Tempo houve em que a palavra do homem era suficiente para garantir seu ato no futuro, obrigando inclusive seus descendentes.
Nossos heróis foram todos personagens deste tipo: sacrificaram a própria vida por seus compromissos, que uma vez firmados jamais seriam quebrados, não importavam as dificuldades peculiares à saga que empreendiam.
O homem moderno não mais cuida de ser assim tão cartesiano. Desde Maquiavel, a sobrevivência impôs modos menos extremados de agir para a consecução de um fim.
Talvez a questão consista em se expandir Hobbes: o homem é o lobo do próprio homem, porém, não mais se agrupa em alcatéias.
O homem é um lobo solitário: sua finalidade é ele mesmo.
A democracia suavizou a guerra pelo poder. O que se conseguia antes nos campos de batalha, se consegue hoje pelo voto, embora este mantenha, a seu modo, as mesmas mazelas, surpresas e traições das guerras.
A crueldade do processo eleitoral não difere muito do que é a guerra pura.
Todo aquele que se propõe a ser candidato deve sempre ter em mente os versos de Augusto dos Anjos: “Acostuma-te à lama que te espera, o homem que nesta terra miserável, mora entre feras, sente a inevitável necessidade de também ser fera.”
Algo, porém que não acontecia naqueles tempos é comum hoje: um soldado jamais passava para o outro lado do front pelo fato de este estar perdendo a batalha, pelo contrário, lutava com mais ardor e a isto se devia, muitas vezes, vitórias inesperadas.
O meu coração jamais se conformará com a atitude daqueles que abandonam o navio no meio do mar, devido à tormenta: ou o levo a porto seguro, ou afundo com ele.
Admito até que se troque de embarcação depois de atracá-la ao cais, mas deixá-la à deriva jamais.
Muitos lhe prestaram apoio quando de sua candidatura ao governo do Pará. Poucos trabalharam para efetivar este apoio.
A maioria, como as birutas dos aeroportos, virou caçador de ventos: foi mudando de posição conforme a brisa das pesquisas de opinião.
Mais uma vez, parafraseando Augusto dos Anjos, o beijo era a véspera do escarro: mãos que ainda ontem lhe afagavam hoje lhe apedrejam, e aqueles que resolveram ser menos explícitos, estão com elas convenientemente atadas.
Tristes exemplos, principalmente quando partem de homens públicos. As vitórias e as derrotas seriam mais belas e honradas se não houvesse essa dança de vampiros.

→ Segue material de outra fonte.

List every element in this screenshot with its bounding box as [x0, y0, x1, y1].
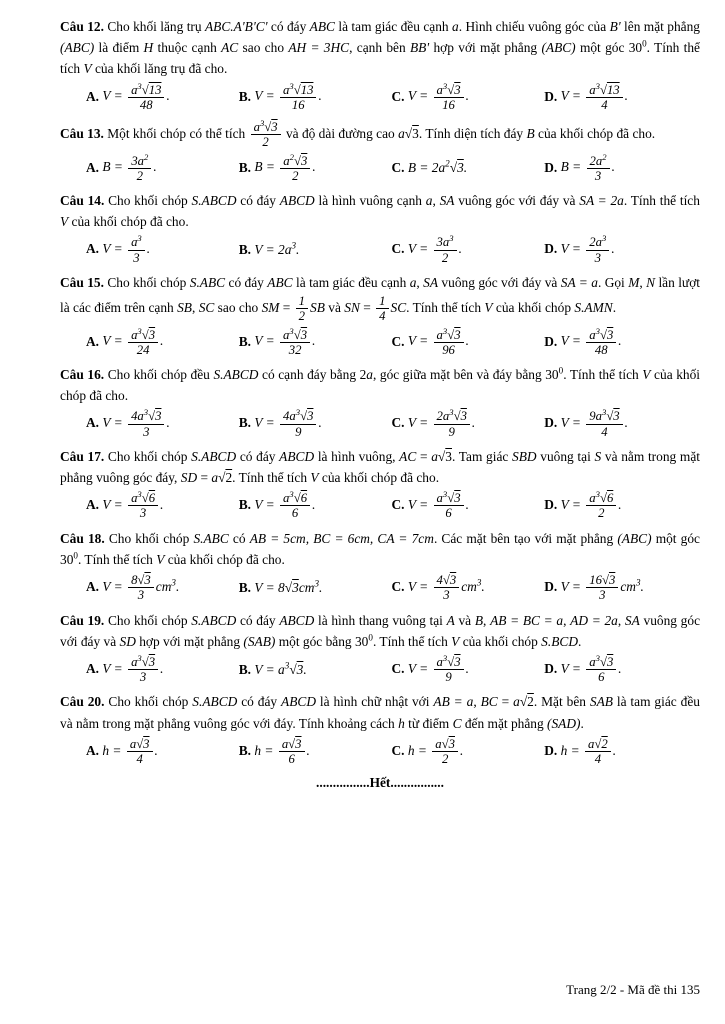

Asseguro-lhe minha solidariedade e meu trabalho até o fim com a mesma posição que assumi no início. Nada me fará mudar de lado ou cruzar os braços.
Vamos em frente. Não se alquebre por coisa alguma. Seja o guerreiro que sempre mereceu a admiração dos brasileiros.
Vencido ou vencedor nesta batalha, o senhor sempre terá o respeito dos paraenses e dos brasileiros.